Use Configuration to review or adjust source settings. The available fields depend on source type and can include connection-specific source options, retriever settings, processing settings, chunking behavior, and vector configuration.

Data Source Status

Documents and sources can move through processing states. Common operational states include:

  • Pending: the source or document is queued or waiting for processing.
  • Processed: content is ready for use.
  • Failed: content could not be processed or read correctly.

If an agent cannot answer from a source, first check the source detail, then the Documents tab, and finally the source logs.

The source detail also supports operational inspection through document lists, document details, extracted chunks, update history, and manual sync. These views help confirm whether a problem is caused by missing content, failed synchronization, parsing, indexing, or agent retrieval settings.

Connecting Data Collections to Agents

Data collections are assigned to agents in the agent configuration. Once connected, an agent can use indexed content as context for answers and workflow steps.

Keep collections focused. A smaller collection with clear ownership is easier to test, update, and troubleshoot than a broad collection containing unrelated content.

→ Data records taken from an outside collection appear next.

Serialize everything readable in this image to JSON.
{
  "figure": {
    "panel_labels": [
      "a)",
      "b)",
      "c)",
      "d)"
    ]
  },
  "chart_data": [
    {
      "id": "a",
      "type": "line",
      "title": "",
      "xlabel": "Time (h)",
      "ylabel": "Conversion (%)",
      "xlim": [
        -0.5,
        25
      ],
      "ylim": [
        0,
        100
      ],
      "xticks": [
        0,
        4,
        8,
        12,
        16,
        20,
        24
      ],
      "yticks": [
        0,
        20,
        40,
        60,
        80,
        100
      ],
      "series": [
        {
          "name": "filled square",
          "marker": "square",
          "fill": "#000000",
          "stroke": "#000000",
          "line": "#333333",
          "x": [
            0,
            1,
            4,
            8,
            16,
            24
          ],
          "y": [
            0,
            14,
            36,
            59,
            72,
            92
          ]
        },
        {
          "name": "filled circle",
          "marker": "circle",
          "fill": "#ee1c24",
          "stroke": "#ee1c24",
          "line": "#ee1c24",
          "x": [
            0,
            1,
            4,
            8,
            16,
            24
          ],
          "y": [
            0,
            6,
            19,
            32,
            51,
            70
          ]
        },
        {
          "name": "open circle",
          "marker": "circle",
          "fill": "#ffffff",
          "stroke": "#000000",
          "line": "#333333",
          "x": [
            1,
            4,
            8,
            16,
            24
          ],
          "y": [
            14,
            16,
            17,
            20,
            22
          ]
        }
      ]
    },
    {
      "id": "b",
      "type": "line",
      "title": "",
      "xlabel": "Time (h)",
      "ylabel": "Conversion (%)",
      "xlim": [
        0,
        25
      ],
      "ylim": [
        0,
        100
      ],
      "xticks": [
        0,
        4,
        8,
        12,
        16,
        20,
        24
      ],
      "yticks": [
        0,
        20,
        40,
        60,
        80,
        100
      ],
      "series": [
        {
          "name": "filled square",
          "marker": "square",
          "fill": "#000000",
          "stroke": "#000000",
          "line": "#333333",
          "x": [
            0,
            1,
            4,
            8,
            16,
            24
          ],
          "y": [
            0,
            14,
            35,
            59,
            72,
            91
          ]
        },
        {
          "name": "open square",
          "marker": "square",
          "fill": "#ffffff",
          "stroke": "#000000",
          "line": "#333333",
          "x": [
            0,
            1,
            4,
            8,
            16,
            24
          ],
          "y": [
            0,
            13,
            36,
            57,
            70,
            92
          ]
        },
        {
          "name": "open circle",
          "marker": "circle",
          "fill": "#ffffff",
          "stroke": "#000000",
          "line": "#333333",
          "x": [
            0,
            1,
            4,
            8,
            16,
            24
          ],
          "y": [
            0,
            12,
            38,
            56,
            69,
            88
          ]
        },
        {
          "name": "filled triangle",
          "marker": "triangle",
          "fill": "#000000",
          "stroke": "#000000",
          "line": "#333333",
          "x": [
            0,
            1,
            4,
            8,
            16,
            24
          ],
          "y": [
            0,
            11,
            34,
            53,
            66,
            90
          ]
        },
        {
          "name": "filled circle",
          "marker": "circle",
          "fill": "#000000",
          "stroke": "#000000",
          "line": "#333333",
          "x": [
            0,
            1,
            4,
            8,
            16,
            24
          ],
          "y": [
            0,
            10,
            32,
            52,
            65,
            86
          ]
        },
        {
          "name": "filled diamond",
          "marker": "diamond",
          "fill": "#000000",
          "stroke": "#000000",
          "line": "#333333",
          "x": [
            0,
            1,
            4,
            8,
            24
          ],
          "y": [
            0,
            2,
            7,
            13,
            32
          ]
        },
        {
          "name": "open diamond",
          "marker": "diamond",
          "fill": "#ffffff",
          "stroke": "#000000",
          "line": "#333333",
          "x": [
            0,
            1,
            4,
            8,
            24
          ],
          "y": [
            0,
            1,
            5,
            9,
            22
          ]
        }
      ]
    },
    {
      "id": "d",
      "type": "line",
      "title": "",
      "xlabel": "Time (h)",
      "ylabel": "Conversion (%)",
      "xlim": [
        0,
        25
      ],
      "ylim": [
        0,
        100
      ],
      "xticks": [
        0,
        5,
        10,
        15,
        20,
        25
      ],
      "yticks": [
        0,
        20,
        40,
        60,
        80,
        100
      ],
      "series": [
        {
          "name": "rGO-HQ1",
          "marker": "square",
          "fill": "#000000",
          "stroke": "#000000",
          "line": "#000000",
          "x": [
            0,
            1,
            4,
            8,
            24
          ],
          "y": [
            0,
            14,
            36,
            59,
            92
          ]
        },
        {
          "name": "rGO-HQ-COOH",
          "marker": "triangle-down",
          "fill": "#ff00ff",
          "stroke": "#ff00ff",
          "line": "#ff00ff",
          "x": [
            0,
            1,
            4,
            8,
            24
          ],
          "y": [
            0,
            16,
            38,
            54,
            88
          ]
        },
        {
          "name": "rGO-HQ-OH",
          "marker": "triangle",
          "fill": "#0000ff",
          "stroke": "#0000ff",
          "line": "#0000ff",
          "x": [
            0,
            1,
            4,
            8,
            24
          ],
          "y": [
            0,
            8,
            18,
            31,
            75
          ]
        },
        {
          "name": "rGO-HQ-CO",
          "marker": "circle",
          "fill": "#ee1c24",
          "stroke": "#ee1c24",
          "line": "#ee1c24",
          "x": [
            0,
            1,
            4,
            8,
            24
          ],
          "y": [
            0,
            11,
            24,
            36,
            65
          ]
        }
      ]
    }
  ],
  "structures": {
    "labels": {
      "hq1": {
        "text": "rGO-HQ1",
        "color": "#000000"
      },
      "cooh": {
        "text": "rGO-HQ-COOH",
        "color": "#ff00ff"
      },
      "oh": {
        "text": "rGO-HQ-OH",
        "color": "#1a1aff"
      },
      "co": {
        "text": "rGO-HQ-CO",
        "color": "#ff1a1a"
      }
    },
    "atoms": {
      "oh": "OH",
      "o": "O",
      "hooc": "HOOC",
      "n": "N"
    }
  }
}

Typical Uses of Data Collections

Data collections are useful for:

  • organizing many files under one topic,
  • consolidating project or department knowledge,
  • creating a reusable source of truth for agents,
  • sharing one collection across multiple agents,
  • troubleshooting whether source content is indexed correctly.

Troubleshooting Checklist

If an agent does not use expected data:

  • Confirm the source connection still exists and has valid credentials.
  • Check whether the source sync failed or has not run yet.
  • Open the Documents tab and verify that the expected document or record exists.
  • Open document chunks and confirm that readable text was extracted.
  • Check whether the collection is attached to the agent.
  • Review agent retrieval settings such as maximum chunks and relevance threshold.
  • Inspect source logs and update history for provider errors, unreadable files, or permission issues.